As I've mentioned before, getting a decent signal in London can be a challenge. And so it was that day.

In fact for the minute before I took this picture on my phone, I was getting the dreaded 'O' symbol, along with a lot of dead air. It was a mild sort of torture.

uber iplayer radio

 

What I needed was an app that assumed I wasn't always connected, and cached the programme for me so that I wouldn’t be left in poor-connection purgatory.

I was using a consumer app that was built with the assumption I was always conntect, and so any outage stoppped it working.

In fact it generally goes much further than this, and generally the assumptions extend to

Consumer Apps Enterprise Apps

Always On connectivity. Minimal offline requirements

Always Available model, irrespective of connectivity, enabling offline functioning

Smartphone, tablet, and any device using mobile web, SMS, USSD, even IVR

Predominantly smartphone & tablets

Native app Often hybrid application using a container

100s of thousands to millions of users

1000s of users (within a single enterprise)

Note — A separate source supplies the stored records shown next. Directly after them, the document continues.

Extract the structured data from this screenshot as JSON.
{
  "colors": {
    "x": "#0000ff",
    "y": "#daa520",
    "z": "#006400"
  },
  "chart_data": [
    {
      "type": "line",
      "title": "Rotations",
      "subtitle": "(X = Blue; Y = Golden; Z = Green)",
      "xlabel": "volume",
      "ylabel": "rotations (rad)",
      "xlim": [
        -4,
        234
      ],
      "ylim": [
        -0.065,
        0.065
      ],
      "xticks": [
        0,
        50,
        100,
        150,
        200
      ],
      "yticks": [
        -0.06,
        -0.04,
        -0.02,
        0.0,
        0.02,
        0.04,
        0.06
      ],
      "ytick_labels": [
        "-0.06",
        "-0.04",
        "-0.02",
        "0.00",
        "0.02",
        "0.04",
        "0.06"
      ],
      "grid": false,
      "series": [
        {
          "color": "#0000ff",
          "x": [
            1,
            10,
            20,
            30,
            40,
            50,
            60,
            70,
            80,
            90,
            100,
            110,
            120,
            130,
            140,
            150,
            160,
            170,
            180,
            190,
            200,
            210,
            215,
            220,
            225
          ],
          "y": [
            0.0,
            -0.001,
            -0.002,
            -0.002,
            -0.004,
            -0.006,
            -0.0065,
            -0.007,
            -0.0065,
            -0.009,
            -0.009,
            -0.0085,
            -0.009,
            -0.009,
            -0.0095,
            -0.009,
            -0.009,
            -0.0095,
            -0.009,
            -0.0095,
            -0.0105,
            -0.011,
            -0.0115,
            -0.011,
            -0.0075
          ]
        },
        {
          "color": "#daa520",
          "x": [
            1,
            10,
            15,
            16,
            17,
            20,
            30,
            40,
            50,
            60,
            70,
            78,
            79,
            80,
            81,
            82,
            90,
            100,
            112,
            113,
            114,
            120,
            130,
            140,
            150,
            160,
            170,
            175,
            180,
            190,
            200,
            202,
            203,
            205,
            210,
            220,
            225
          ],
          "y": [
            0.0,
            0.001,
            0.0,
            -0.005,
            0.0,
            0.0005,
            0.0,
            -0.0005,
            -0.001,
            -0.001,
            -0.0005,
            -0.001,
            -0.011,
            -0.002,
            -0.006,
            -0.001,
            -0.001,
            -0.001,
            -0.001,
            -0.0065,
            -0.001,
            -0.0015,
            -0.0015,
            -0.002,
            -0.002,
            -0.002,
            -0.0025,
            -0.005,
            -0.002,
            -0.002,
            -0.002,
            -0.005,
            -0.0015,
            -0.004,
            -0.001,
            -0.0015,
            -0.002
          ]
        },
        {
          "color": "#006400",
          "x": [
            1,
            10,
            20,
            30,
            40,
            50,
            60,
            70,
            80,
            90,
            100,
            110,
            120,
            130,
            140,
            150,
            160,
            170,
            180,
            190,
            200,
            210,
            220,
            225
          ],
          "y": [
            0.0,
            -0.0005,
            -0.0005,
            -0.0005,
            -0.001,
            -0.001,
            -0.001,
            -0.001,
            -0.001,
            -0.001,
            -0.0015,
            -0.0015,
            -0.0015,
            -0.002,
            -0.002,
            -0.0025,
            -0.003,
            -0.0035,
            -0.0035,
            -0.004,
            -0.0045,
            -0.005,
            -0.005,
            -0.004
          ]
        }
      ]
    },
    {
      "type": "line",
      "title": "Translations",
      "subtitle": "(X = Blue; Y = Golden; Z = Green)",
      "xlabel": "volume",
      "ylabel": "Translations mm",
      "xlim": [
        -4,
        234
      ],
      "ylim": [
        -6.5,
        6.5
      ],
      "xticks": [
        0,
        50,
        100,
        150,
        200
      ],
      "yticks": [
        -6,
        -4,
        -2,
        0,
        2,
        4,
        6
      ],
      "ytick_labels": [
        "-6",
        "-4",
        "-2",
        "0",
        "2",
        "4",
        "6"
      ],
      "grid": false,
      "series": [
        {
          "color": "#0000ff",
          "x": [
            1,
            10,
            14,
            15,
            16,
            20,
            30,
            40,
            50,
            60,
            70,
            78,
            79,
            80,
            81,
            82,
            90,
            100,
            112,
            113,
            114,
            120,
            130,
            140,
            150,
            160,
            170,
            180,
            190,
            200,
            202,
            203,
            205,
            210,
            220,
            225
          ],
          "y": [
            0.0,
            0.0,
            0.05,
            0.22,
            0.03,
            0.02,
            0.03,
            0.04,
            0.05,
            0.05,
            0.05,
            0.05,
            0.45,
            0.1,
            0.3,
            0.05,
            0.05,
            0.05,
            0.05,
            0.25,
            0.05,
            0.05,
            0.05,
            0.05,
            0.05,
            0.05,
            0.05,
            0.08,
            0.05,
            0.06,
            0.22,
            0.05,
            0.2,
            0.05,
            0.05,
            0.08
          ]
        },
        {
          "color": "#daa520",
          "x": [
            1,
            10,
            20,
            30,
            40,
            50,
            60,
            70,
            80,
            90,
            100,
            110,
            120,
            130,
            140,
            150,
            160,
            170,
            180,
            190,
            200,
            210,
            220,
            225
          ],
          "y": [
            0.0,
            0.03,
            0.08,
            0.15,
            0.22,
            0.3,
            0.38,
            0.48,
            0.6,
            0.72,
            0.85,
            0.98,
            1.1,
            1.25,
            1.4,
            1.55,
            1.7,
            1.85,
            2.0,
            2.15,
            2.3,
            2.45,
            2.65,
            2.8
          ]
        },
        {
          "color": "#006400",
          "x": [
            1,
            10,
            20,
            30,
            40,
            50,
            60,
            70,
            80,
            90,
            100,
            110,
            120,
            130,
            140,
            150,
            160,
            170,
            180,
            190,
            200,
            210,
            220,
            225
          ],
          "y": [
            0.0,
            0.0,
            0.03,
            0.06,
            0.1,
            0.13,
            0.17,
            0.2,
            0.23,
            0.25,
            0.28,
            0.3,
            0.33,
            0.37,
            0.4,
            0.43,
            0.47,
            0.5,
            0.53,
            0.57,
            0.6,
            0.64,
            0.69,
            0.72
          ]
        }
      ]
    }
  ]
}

But this doesn't make sense. The type of app you’re building is what should determine the approach, not the type of user.

Sure it is fine to expect an exterprise user to have a smartphone in the UK, but elsewhere? A customer of ours is using mobile to enable retailers to verify that product spare parts and consumables are geninue. You can't expect a small retailer in, say in rural India, to have both a smartphone and a data plan. You need to enable that service with any device.

And likewise, in this case don't assume that as a consumer I'm always connected - especially in London these days.